Calorimetric neutrino mass experiments measure all the energy released in a beta decay except for the energy carried away by the neutrino, therefore removing the most severe systematic uncertainties which have plagued the traditional and, so far, more sensitive spectrometers. Calorimetric measurements are best realized exploiting the thermal detection technique. This approach uses thermal microcalorimeters whose absorbers contain a low end-point energy Q beta decaying isotope. To date the two best options are 187Re and 163Ho. While the first beta decays, the latter decays via electron capture, but both have a Q value around 2.5 keV.
 
MARE
The potential of using 187Re for a calorimetric neutrino mass experiment was already demonstrated by the MIBETA and MANU experiments.The MARE project started in 2005 supported by a large international collaboration and it was organized in two phases. The final objective of a sub-eV statistical sensitivity on the electron neutrino mass was the goal of the second phase. To accomplish this, the program was to gradually deploy several large arrays — about 104 elements each — of detectors, with energy and time resolutions of the order of 1 eV and 1 μs, respectively. Each pixel was planned to have a source activity of about few counts per second in order to collect a total statistics of about 1014 beta decays in up to ten years of measurement time. MARE could have also an interesting sensitivity to the emission of heavy sterile neutrinos with masses below 2 keV.
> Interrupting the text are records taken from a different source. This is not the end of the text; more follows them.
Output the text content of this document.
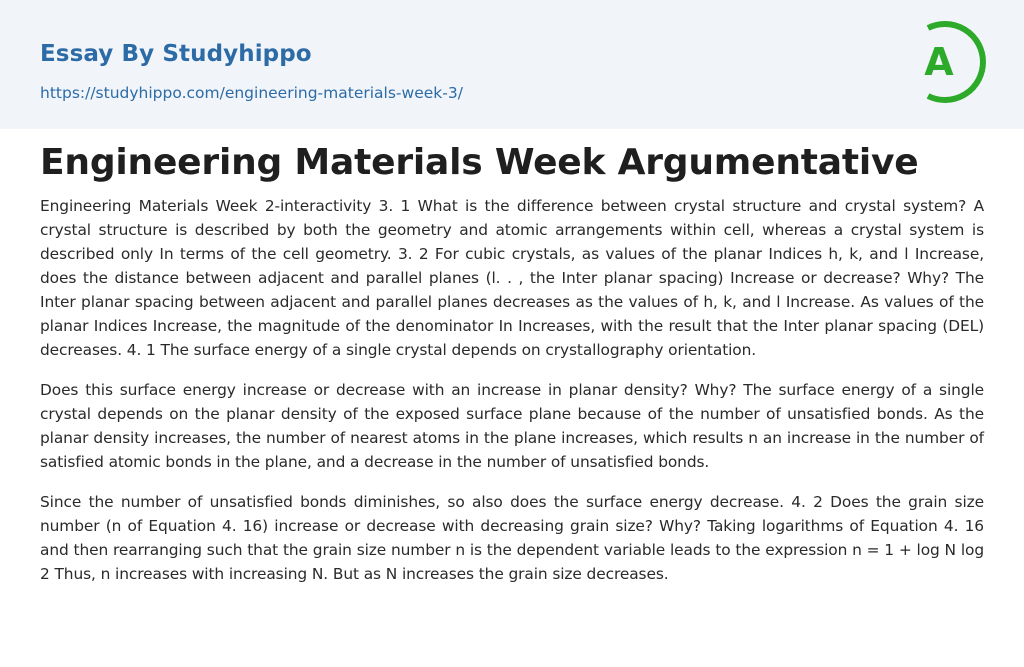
Essay By Studyhippo
https://studyhippo.com/engineering-materials-week-3/
A
Engineering Materials Week Argumentative

Engineering Materials Week 2-interactivity 3. 1 What is the difference between crystal structure and crystal system? A crystal structure is described by both the geometry and atomic arrangements within cell, whereas a crystal system is described only In terms of the cell geometry. 3. 2 For cubic crystals, as values of the planar Indices h, k, and l Increase, does the distance between adjacent and parallel planes (l. . , the Inter planar spacing) Increase or decrease? Why? The Inter planar spacing between adjacent and parallel planes decreases as the values of h, k, and l Increase. As values of the planar Indices Increase, the magnitude of the denominator In Increases, with the result that the Inter planar spacing (DEL) decreases. 4. 1 The surface energy of a single crystal depends on crystallography orientation.

Does this surface energy increase or decrease with an increase in planar density? Why? The surface energy of a single crystal depends on the planar density of the exposed surface plane because of the number of unsatisfied bonds. As the planar density increases, the number of nearest atoms in the plane increases, which results n an increase in the number of satisfied atomic bonds in the plane, and a decrease in the number of unsatisfied bonds.

Since the number of unsatisfied bonds diminishes, so also does the surface energy decrease. 4. 2 Does the grain size number (n of Equation 4. 16) increase or decrease with decreasing grain size? Why? Taking logarithms of Equation 4. 16 and then rearranging such that the grain size number n is the dependent variable leads to the expression n = 1 + log N log 2 Thus, n increases with increasing N. But as N increases the grain size decreases.
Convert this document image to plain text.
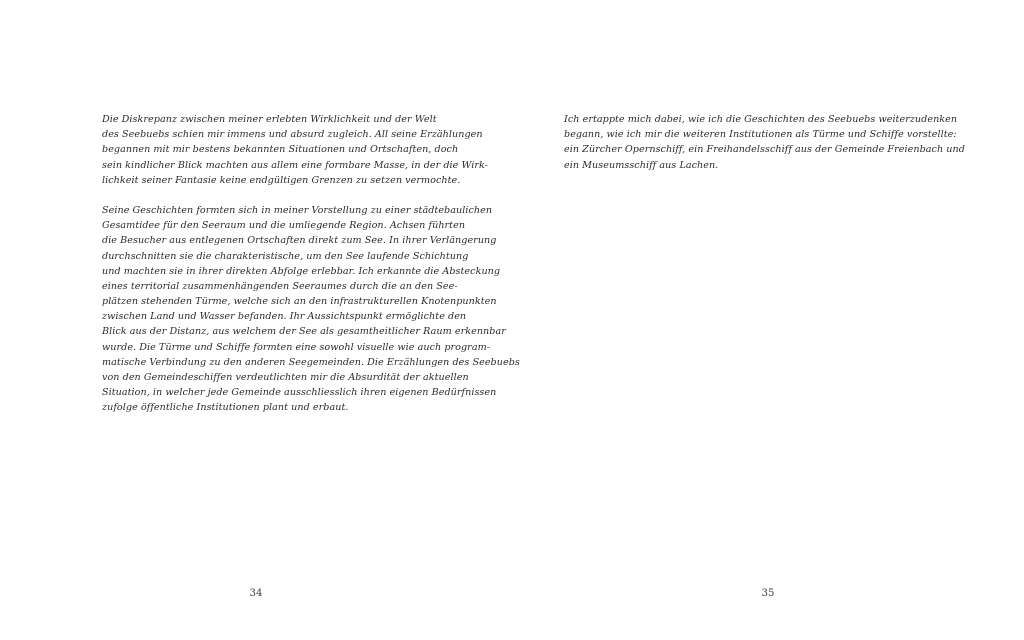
Die Diskrepanz zwischen meiner erlebten Wirklichkeit und der Welt
des Seebuebs schien mir immens und absurd zugleich. All seine Erzählungen
begannen mit mir bestens bekannten Situationen und Ortschaften, doch
sein kindlicher Blick machten aus allem eine formbare Masse, in der die Wirk-
lichkeit seiner Fantasie keine endgültigen Grenzen zu setzen vermochte.

Seine Geschichten formten sich in meiner Vorstellung zu einer städtebaulichen
Gesamtidee für den Seeraum und die umliegende Region. Achsen führten
die Besucher aus entlegenen Ortschaften direkt zum See. In ihrer Verlängerung
durchschnitten sie die charakteristische, um den See laufende Schichtung
und machten sie in ihrer direkten Abfolge erlebbar. Ich erkannte die Absteckung
eines territorial zusammenhängenden Seeraumes durch die an den See-
plätzen stehenden Türme, welche sich an den infrastrukturellen Knotenpunkten
zwischen Land und Wasser befanden. Ihr Aussichtspunkt ermöglichte den
Blick aus der Distanz, aus welchem der See als gesamtheitlicher Raum erkennbar
wurde. Die Türme und Schiffe formten eine sowohl visuelle wie auch program-
matische Verbindung zu den anderen Seegemeinden. Die Erzählungen des Seebuebs
von den Gemeindeschiffen verdeutlichten mir die Absurdität der aktuellen
Situation, in welcher jede Gemeinde ausschliesslich ihren eigenen Bedürfnissen
zufolge öffentliche Institutionen plant und erbaut.

34

Ich ertappte mich dabei, wie ich die Geschichten des Seebuebs weiterzudenken
begann, wie ich mir die weiteren Institutionen als Türme und Schiffe vorstellte:
ein Zürcher Opernschiff, ein Freihandelsschiff aus der Gemeinde Freienbach und
ein Museumsschiff aus Lachen.

35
Statistical sensitivity of MARE final experiment. Curves are calculated for the deployment of 10000 pixels per year for the first 5 years (left). Statistical sensitivity to the emission of heavy neutrinos with mass mH . From lower to upper curve: Monte Carlo simulation with 1014 events, 10−6 pile-up probability and ∆E=1.5eV; Monte Carlo simulation with 8×109 events , 10−5 pile-up probability and ∆E=15eV; MIBETA experiment (unpublished); MANU experiment (right).
 
MARE-1
Phase 1 (aka MARE-1) had the task to ascertain the most suitable technical approach for the final experimental phase, also with the help of smaller scale experiments. An R&D program was started with the aim of improving the understanding of the superconducting rhenium absorbers and of their optimal coupling to sensors and developing the appropriate array technology and multiplexed read-out scheme. At the same time, two intermediate size experiments carried out with the available technologies aimed to reach a neutrino mass sensitivity of the order of 1 eV and to improve the understanding of all the systematics peculiar of the calorimetric approach with 187Re. Furthermore, MARE-1 started to explore the alternative use of 163Ho for a calorimetric measurement of the neutrino mass.
 
MARE-1 activities:
  • Genova and Heidelberg groups: physics of metallic rhenium as absorber for the MARE detectors
  • Genova group and Physikalisch-Technische Bundesanstalt (PTB, Berlin, Germany): Transition Edge Sensors (TES) with Frequency Division Multiplexing
  • Heidelberg group: Metallic Magnetic Calorimeters (MMC) with Microwave Squid Multiplexing
  • Milano Group: Microwave Kinetic Inductance Detectors (MKID) with Microwave Multiplexing
  • Genova, Miami and Lisbon groups: prototype experiment consisting of an array of 300 TES detectors
  • Milano, NASA/GSFC and Wisconsin groups: array of silicon implanted thermistors coupled to AgReO4 absorbers. 
 
31 AgReO4 crystal glued on the first XRS2 array of MARE-1 (left). The 16 usable pixel give ∆E≈47eV
at 2.6keV, τR≈1ms. Spectrum measured with the best pixel (right).
 
The MARE R&D concluded that fabricating rhenium microcalorimeters matching the specifications set by the aimed sub-eV sensitivity is impossible: metallic rhenium absorbers behave inconsistently, showing a large deficit in the energy thermalization accompanied by long time constants. Also the MARE-1 found poor and irreproducible performance with AgReO4 microcalorimeters. For all those difficulties with 187Re containing absorbers, the MARE project was abandoned in 2013, while the interest of the community shifted towards 163Ho experiments.